Ted Liberatos spent 17 years as an executive recruiter before he decided that traveling 20 weekends out of the year and working in an office environment weren't for him. He sold his company in 1999 and set off to find something more satisfying. "I got out mostly because of the fact that it was an awful lot of travel," Liberatos says. "I wanted something where I didn't have to sit at a desk and work at a computer."

After selling his company, Liberatos took the leap into the blue-collar world. He spent the next few years working for an old college buddy building houses. A few years into his transition, Liberatos bought a truck and began doing cleanup work at various job sites.

It wasn't long before members of the community began calling him and asking if he could come to clean out a neighbor's basement, an old job site, or even a company's warehouse. He now runs his own business, Anything Goes Removal Services, in Newton, Mass. He started with one truck and a desire for a different lifestyle. Today, he has four trucks and one full-time employee, and he works with four part-time independent contractors. "Here it is 2010, and I'm in a very successful, healthy, rewarding, and happy transition," he says.

For many workers, years of sitting in a cubicle and staring at a computer screen have become monotonous and boring. Some, like Liberatos, have traded in their suits for jeans, chosen a more active lifestyle, and made the transition into blue-collar jobs -- defined as occupations that involve manual labor and typically an hourly wage. Manpower conducts an annual survey of employers about which jobs are consistently the hardest to fill, and certain blue-collar jobs that can yield six-figure salaries frequently appear high on the list. Other blue-collar jobs, including tractor-trailer drivers, landscaping workers, carpenters, and general maintenance workers, are all projected to be among the 30 occupations with the largest employment growth between 2008 and 2018, according to the Bureau of Labor Statistics.

In the midst of a tough job market, it's also important to remember the vital role that many of these laborers play in the economy. "The people who fix my plumbing can't live in India," says Melanie Holmes, vice president at Manpower.

If gardening is a favorite hobby of yours, it may make sense to go into landscaping. Or if you've always had a knack for fixing things, consider pursuing training for a repair job or opening up your own shop.
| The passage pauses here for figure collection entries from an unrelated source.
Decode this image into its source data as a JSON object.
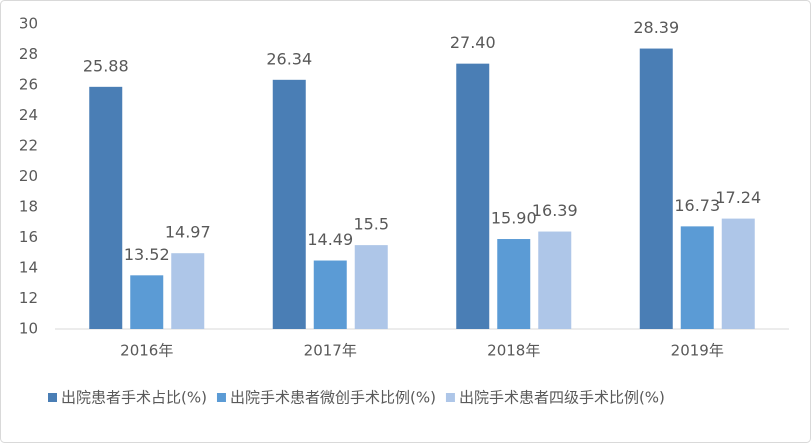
{
  "chart_data": {
    "type": "bar",
    "categories": [
      "2016年",
      "2017年",
      "2018年",
      "2019年"
    ],
    "series": [
      {
        "name": "出院患者手术占比(%)",
        "color": "#4a7eb5",
        "values": [
          25.88,
          26.34,
          27.4,
          28.39
        ],
        "value_labels": [
          "25.88",
          "26.34",
          "27.40",
          "28.39"
        ]
      },
      {
        "name": "出院手术患者微创手术比例(%)",
        "color": "#5b9bd5",
        "values": [
          13.52,
          14.49,
          15.9,
          16.73
        ],
        "value_labels": [
          "13.52",
          "14.49",
          "15.90",
          "16.73"
        ]
      },
      {
        "name": "出院手术患者四级手术比例(%)",
        "color": "#aec6e8",
        "values": [
          14.97,
          15.5,
          16.39,
          17.24
        ],
        "value_labels": [
          "14.97",
          "15.5",
          "16.39",
          "17.24"
        ]
      }
    ],
    "ylim": [
      10,
      30
    ],
    "yticks": [
      10,
      12,
      14,
      16,
      18,
      20,
      22,
      24,
      26,
      28,
      30
    ],
    "grid": false,
    "legend": "bottom"
  }
}
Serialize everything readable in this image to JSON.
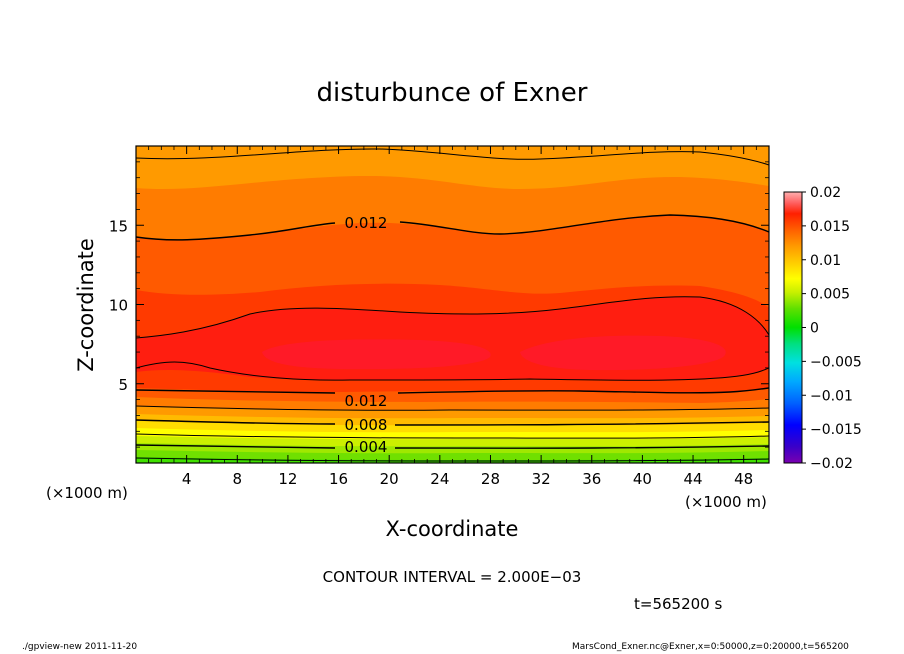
{
  "chart_data": {
    "type": "heatmap",
    "title": "disturbunce of Exner",
    "xlabel": "X-coordinate",
    "ylabel": "Z-coordinate",
    "x_unit": "(×1000 m)",
    "x_unit_right": "(×1000 m)",
    "xlim": [
      0,
      50
    ],
    "ylim": [
      0,
      20
    ],
    "x_ticks": [
      4,
      8,
      12,
      16,
      20,
      24,
      28,
      32,
      36,
      40,
      44,
      48
    ],
    "y_ticks": [
      5,
      10,
      15
    ],
    "contour_labels": [
      {
        "text": "0.012",
        "x": 19,
        "z": 15
      },
      {
        "text": "0.012",
        "x": 19,
        "z": 4.0
      },
      {
        "text": "0.008",
        "x": 19,
        "z": 2.5
      },
      {
        "text": "0.004",
        "x": 19,
        "z": 1.0
      }
    ],
    "colorbar": {
      "ticks": [
        "0.02",
        "0.015",
        "0.01",
        "0.005",
        "0",
        "−0.005",
        "−0.01",
        "−0.015",
        "−0.02"
      ],
      "range": [
        -0.02,
        0.02
      ]
    },
    "contour_interval": "CONTOUR INTERVAL = 2.000E−03",
    "time_label": "t=565200 s"
  },
  "footer": {
    "left": "./gpview-new   2011-11-20",
    "right": "MarsCond_Exner.nc@Exner,x=0:50000,z=0:20000,t=565200"
  }
}
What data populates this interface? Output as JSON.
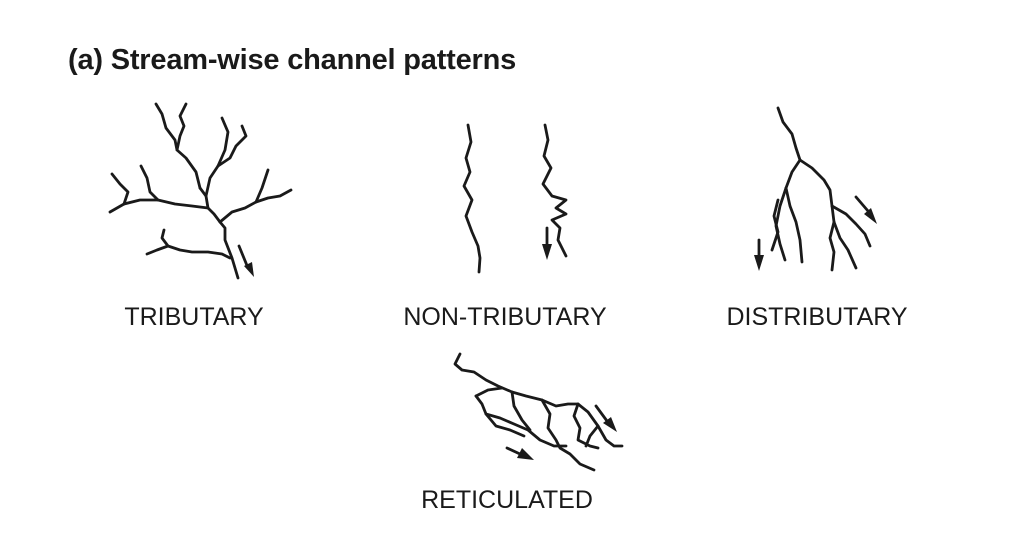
{
  "title": "(a) Stream-wise channel patterns",
  "patterns": {
    "tributary": "TRIBUTARY",
    "non_tributary": "NON-TRIBUTARY",
    "distributary": "DISTRIBUTARY",
    "reticulated": "RETICULATED"
  }
}
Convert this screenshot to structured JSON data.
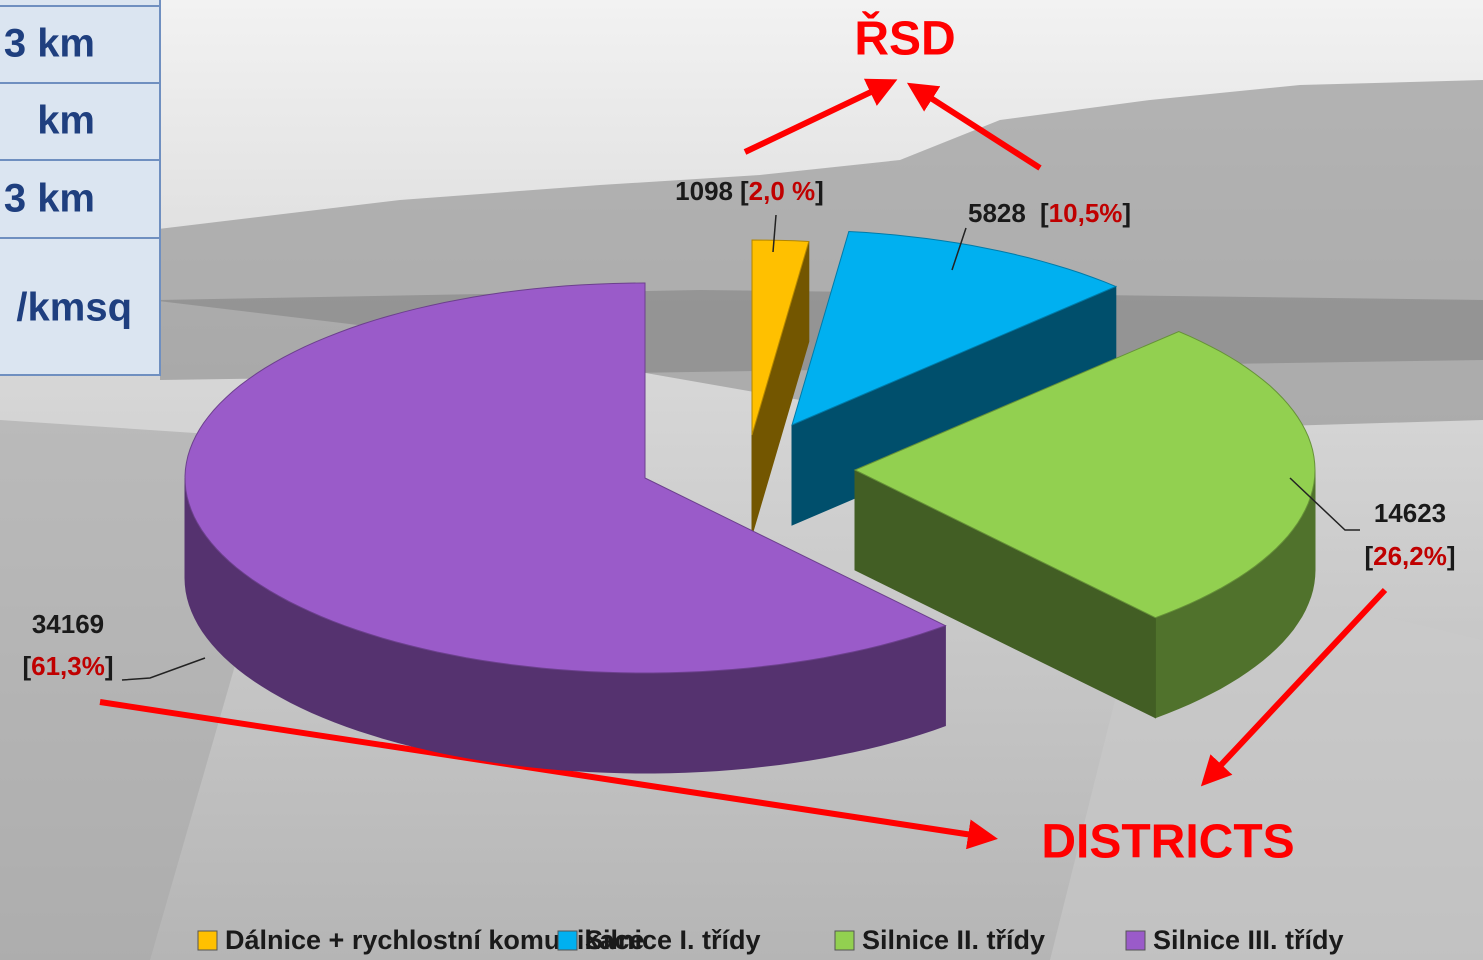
{
  "chart_data": {
    "type": "pie3d",
    "categories": [
      "Dálnice + rychlostní komunikace",
      "Silnice I. třídy",
      "Silnice II. třídy",
      "Silnice III. třídy"
    ],
    "values": [
      1098,
      5828,
      14623,
      34169
    ],
    "percent_labels": [
      "[2,0 %]",
      "[10,5%]",
      "[26,2%]",
      "[61,3%]"
    ],
    "colors": [
      "#ffc000",
      "#00b0f0",
      "#92d050",
      "#9a5bc9"
    ],
    "annotations": [
      "ŘSD",
      "DISTRICTS"
    ],
    "legend": "bottom"
  },
  "table": {
    "rows": [
      [
        "3 km"
      ],
      [
        "km"
      ],
      [
        "3 km"
      ],
      [
        "/kmsq"
      ]
    ]
  }
}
People who take pleasure in working on their own homes may enjoy work in construction or renovation.

At times, hands-on projects can seem more rewarding than static office work. "If you're making something or fixing something, you can often see the tangible or immediate results of your work, and there are tons of people in white-collar jobs who don't," Holmes says.

The trade-offs. Liberatos admits that there has been a downside to his transition. He's making less money: about 40 percent less than he earned at his previous job.

In return, he says he feels much more tied in to his community. He is now a member of the local Elks Club, and he also helps with the Boys and Girls Club. Instead of flying to Chicago on the weekends for work, he spends time with his fiancée and neighbors.

With his new occupation, he no longer has to work from home or report to an office. Now, he spends a lot of his time outdoors. "There's nothing like working outside in the summertime," he says.